This Primate’s Long Middle Finger Has a Startling (And Rather Gross) Use
The aye-aye, long seen as spooky, spurred scientists to probe into primate nose-picking
Scientists have captured a video of an aye-aye, a kind of primate, picking its nose in a rather gruesome fashion.
The aye-aye is an endangered species that lives in Madagascar, and its closest relatives are lemurs. These small primates are often killed due to their representation in folklore as omens of death, according to IFL Science’s Rachael Funnell.
Their macabre reputation comes in part from a particularly spindly appendage: An aye-aye’s hands make up 41 percent of the length of its forearm. A human with those proportions would have a foot-long hand, per Gizmodo’s Isaac Schultz.
At the end of each of the small primate’s hands are six fingers, including a long and adroit middle finger that can swivel in any direction due to its ball-and-socket joint, like a human shoulder, writes Defector’s Sabrina Imbler.

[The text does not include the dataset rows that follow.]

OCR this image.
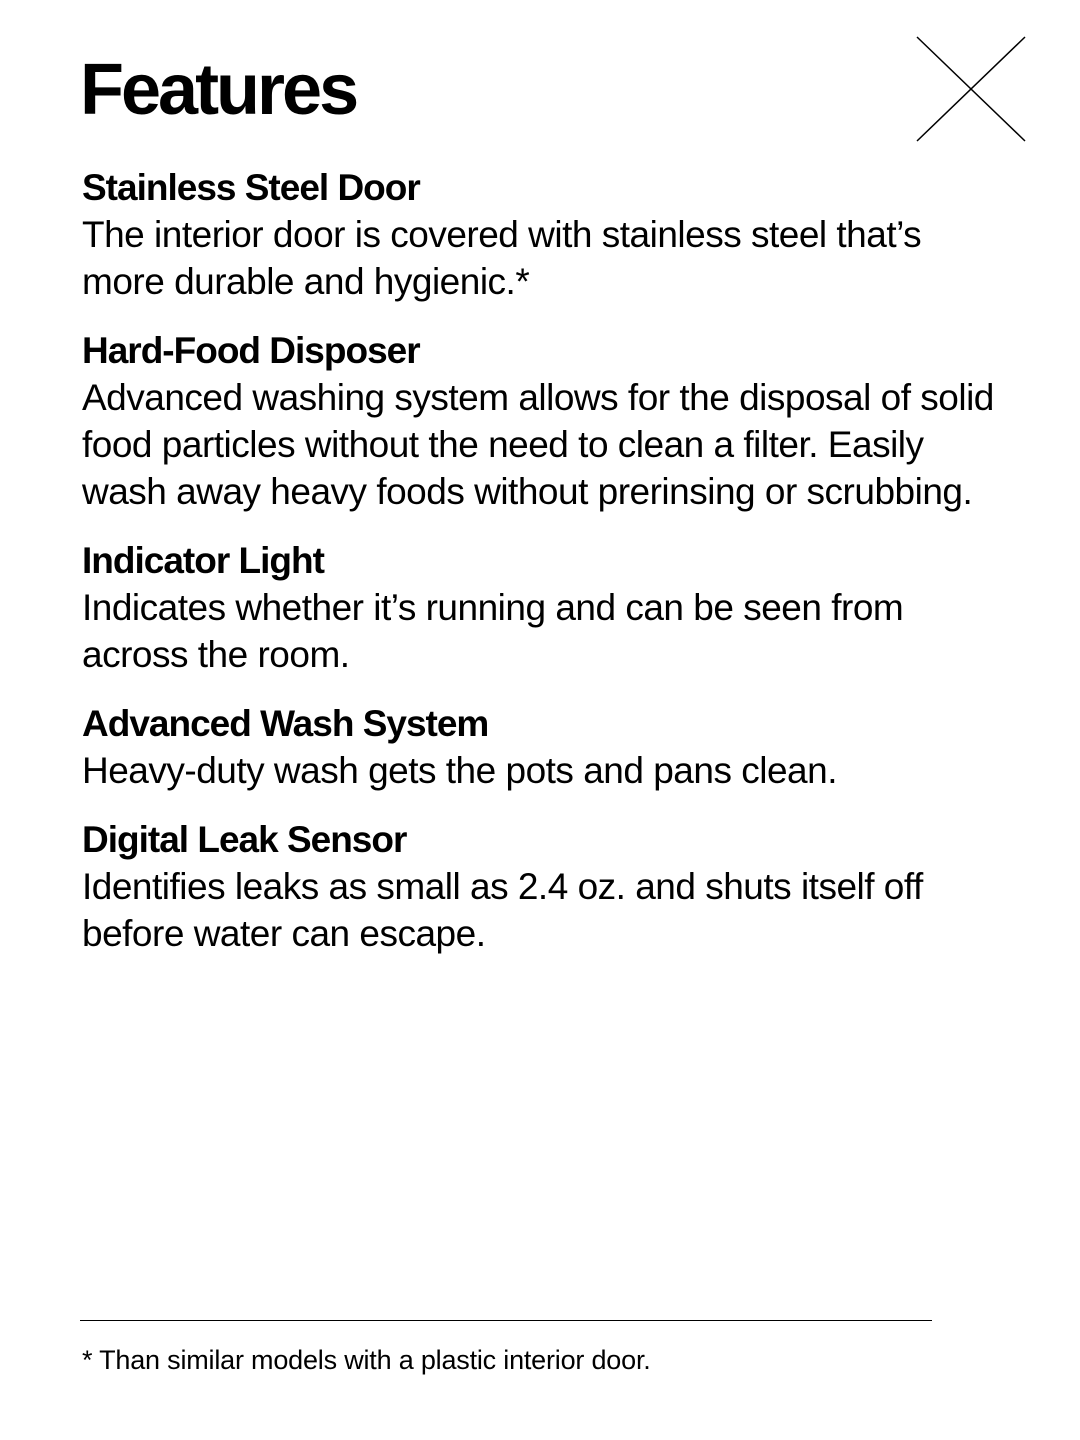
Features
Stainless Steel Door
The interior door is covered with stainless steel that’s more durable and hygienic.*
Hard-Food Disposer
Advanced washing system allows for the disposal of solid food particles without the need to clean a filter. Easily wash away heavy foods without prerinsing or scrubbing.
Indicator Light
Indicates whether it’s running and can be seen from across the room.
Advanced Wash System
Heavy-duty wash gets the pots and pans clean.
Digital Leak Sensor
Identifies leaks as small as 2.4 oz. and shuts itself off before water can escape.
* Than similar models with a plastic interior door.
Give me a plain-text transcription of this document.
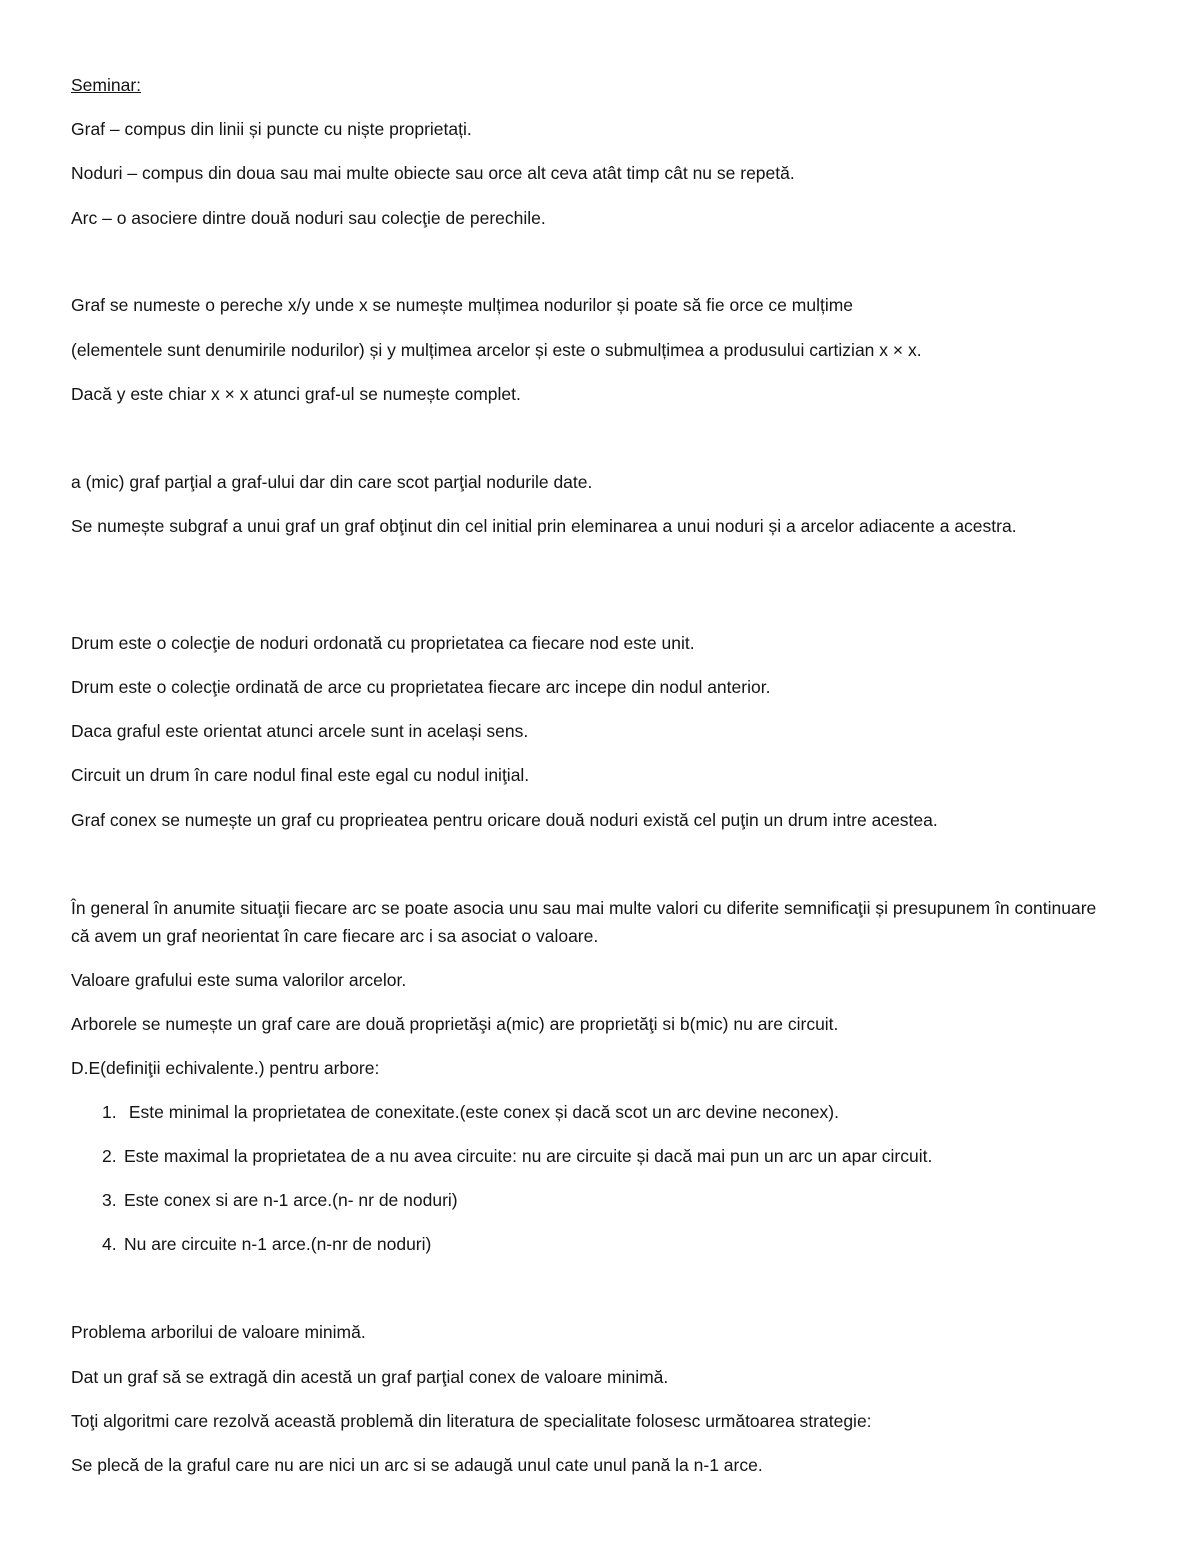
Seminar:
Graf – compus din linii și puncte cu niște proprietați.
Noduri – compus din doua sau mai multe obiecte sau orce alt ceva atât timp cât nu se repetă.
Arc – o asociere dintre două noduri sau colecţie de perechile.
Graf se numeste o pereche x/y unde x se numește mulțimea nodurilor și poate să fie orce ce mulțime
(elementele sunt denumirile nodurilor) și y mulțimea arcelor și este o submulțimea a produsului cartizian x × x.
Dacă y este chiar x × x atunci graf-ul se numește complet.
a (mic) graf parţial a graf-ului dar din care scot parţial nodurile date.
Se numește subgraf a unui graf un graf obţinut din cel initial prin eleminarea a unui noduri și a arcelor adiacente a acestra.
Drum este o colecţie de noduri ordonată cu proprietatea ca fiecare nod este unit.
Drum este o colecţie ordinată de arce cu proprietatea fiecare arc incepe din nodul anterior.
Daca graful este orientat atunci arcele sunt in același sens.
Circuit un drum în care nodul final este egal cu nodul iniţial.
Graf conex se numește un graf cu proprieatea pentru oricare două noduri există cel puţin un drum intre acestea.
În general în anumite situaţii fiecare arc se poate asocia unu sau mai multe valori cu diferite semnificaţii și presupunem în continuare că avem un graf neorientat în care fiecare arc i sa asociat o valoare.
Valoare grafului este suma valorilor arcelor.
Arborele se numește un graf care are două proprietăşi a(mic) are proprietăţi si b(mic) nu are circuit.
D.E(definiţii echivalente.) pentru arbore:
1. Este minimal la proprietatea de conexitate.(este conex și dacă scot un arc devine neconex).
2. Este maximal la proprietatea de a nu avea circuite: nu are circuite și dacă mai pun un arc un apar circuit.
3. Este conex si are n-1 arce.(n- nr de noduri)
4. Nu are circuite n-1 arce.(n-nr de noduri)
Problema arborilui de valoare minimă.
Dat un graf să se extragă din acestă un graf parţial conex de valoare minimă.
Toţi algoritmi care rezolvă această problemă din literatura de specialitate folosesc următoarea strategie:
Se plecă de la graful care nu are nici un arc si se adaugă unul cate unul pană la n-1 arce.
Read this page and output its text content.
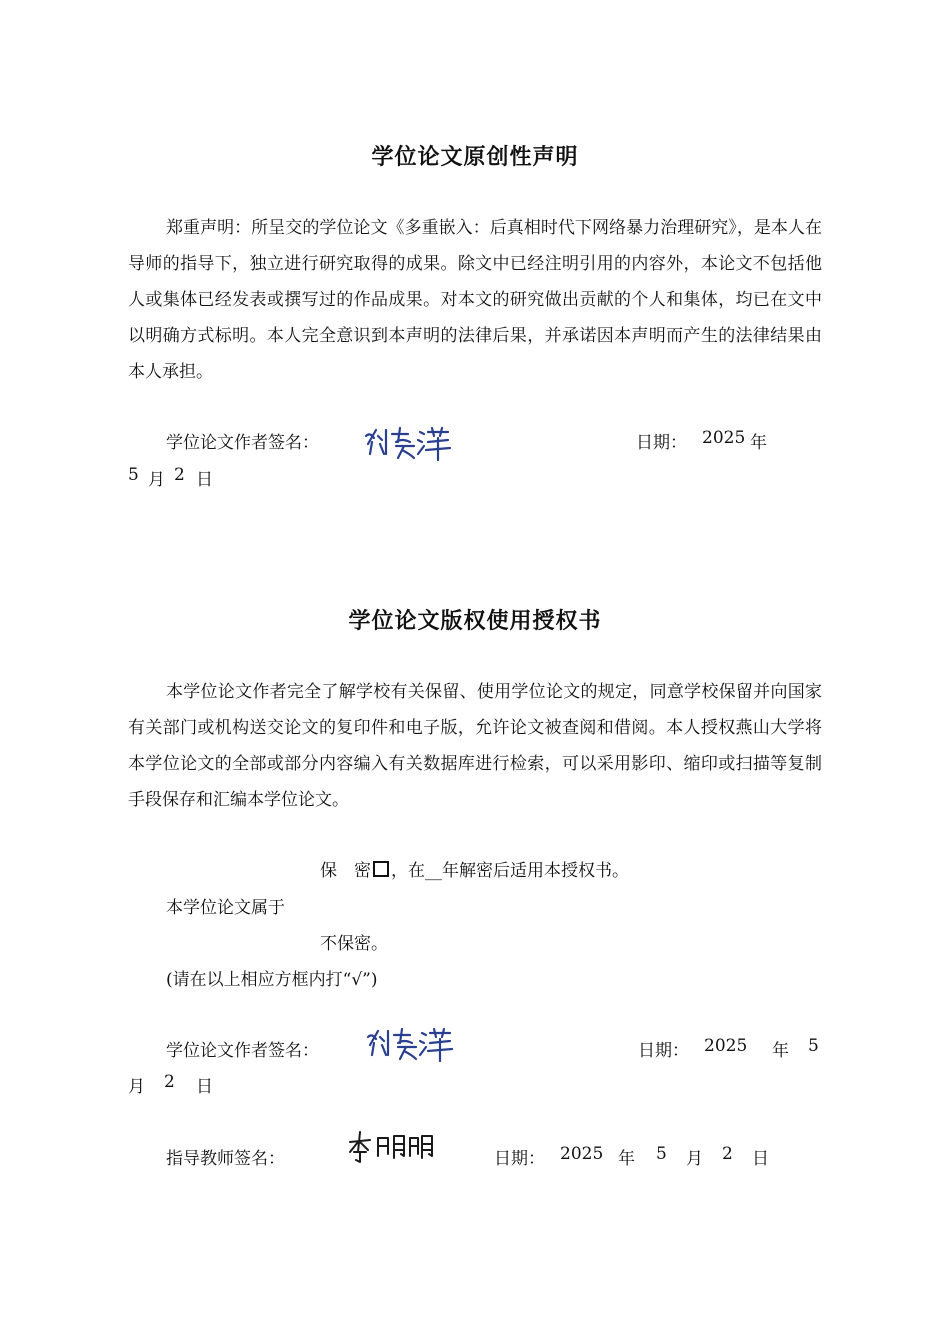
学位论文原创性声明
郑重声明：所呈交的学位论文《多重嵌入：后真相时代下网络暴力治理研究》，是本人在导师的指导下，独立进行研究取得的成果。除文中已经注明引用的内容外，本论文不包括他人或集体已经发表或撰写过的作品成果。对本文的研究做出贡献的个人和集体，均已在文中以明确方式标明。本人完全意识到本声明的法律后果，并承诺因本声明而产生的法律结果由本人承担。
学位论文作者签名：	日期： 2025 年
5 月 2 日
学位论文版权使用授权书
本学位论文作者完全了解学校有关保留、使用学位论文的规定，同意学校保留并向国家有关部门或机构送交论文的复印件和电子版，允许论文被查阅和借阅。本人授权燕山大学将本学位论文的全部或部分内容编入有关数据库进行检索，可以采用影印、缩印或扫描等复制手段保存和汇编本学位论文。
保　密 ，在__年解密后适用本授权书。
本学位论文属于
不保密。
(请在以上相应方框内打“√”)
学位论文作者签名：	日期： 2025 年 5
月 2 日
指导教师签名：	日期： 2025 年 5 月 2 日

Aye-ayes use their middle fingers to forage for grubs in trees—tapping on the bark and listening for wood-boring insects moving around beneath it. But, it turns out, the primates can also use the long fingers to forage for something else.
Scientists caught an aye-aye named Kali at the Duke Lemur Center in North Carolina sticking the three-inch-long digit deep into the recesses of its nasal cavity. After extracting the finger, Kali polished it off with a lick.
“It was inserting the entire length and, [when you look at] the length of its head, it was like—where is it going?” Anne-Claire Fabre, a biologist at the University of Bern in Switzerland, tells the BBC’s Maddie Molloy. “I wondered—is it inserting it into its brain? It was so weird and seemed impossible.”
To find the answer, the researchers took a CT scan of an aye-aye specimen from a museum and then modeled the head and hand on a computer, according to Defector. The model showed the finger “going into the sinus and from the sinus into the throat and into the mouth,” Fabre says to the BBC.
Kali’s behavior inspired a deeper search into the world of primate nose-picking. Fabre and her colleagues found examples of 11 other primates in addition to aye-ayes that engage in the habit, including humans, capuchins, macaques, chimpanzees and orangutans, writes the Guardian’s Nicola Davis. The researchers published their findings last week in the Journal of Zoology.
Scientists aren’t sure why primates choose to pick their noses, per the Guardian. “Nearly all the papers that you can find [about it] were written as jokes,” Fabre tells IFL Science in an email.
Many of the studies that do exist are about humans. Previous research has pointed to both pros and cons of eating mucus—for example, one paper from 2015 posits that mucus could protect against cavities. But a 2006 study suggests that nose-picking is associated with Staphylococcus bacteria that can lead to staph infections. In most cases, though, these bacteria cause no symptoms or only mild skin infections.
For aye-ayes, scientists say the snacking habit might have advantages—but without more research, they don’t know if that’s true.
Regardless, co-author Roberto Portela Miguez, a senior curator at the Natural History Museum in London, hopes the new paper will garner more attention for the threatened species, whose continued existence is at risk due to habitat loss and hunting, per CNN’s Charlotte Banks. In fact, aye-ayes were once thought to be extinct, until they reappeared in 1957.
“Aye-ayes are highly endangered and really need our help,” he tells CNN. “Papers like this can hopefully help draw attention to the species, highlight how little we may know about them and get more people to support their conservation.”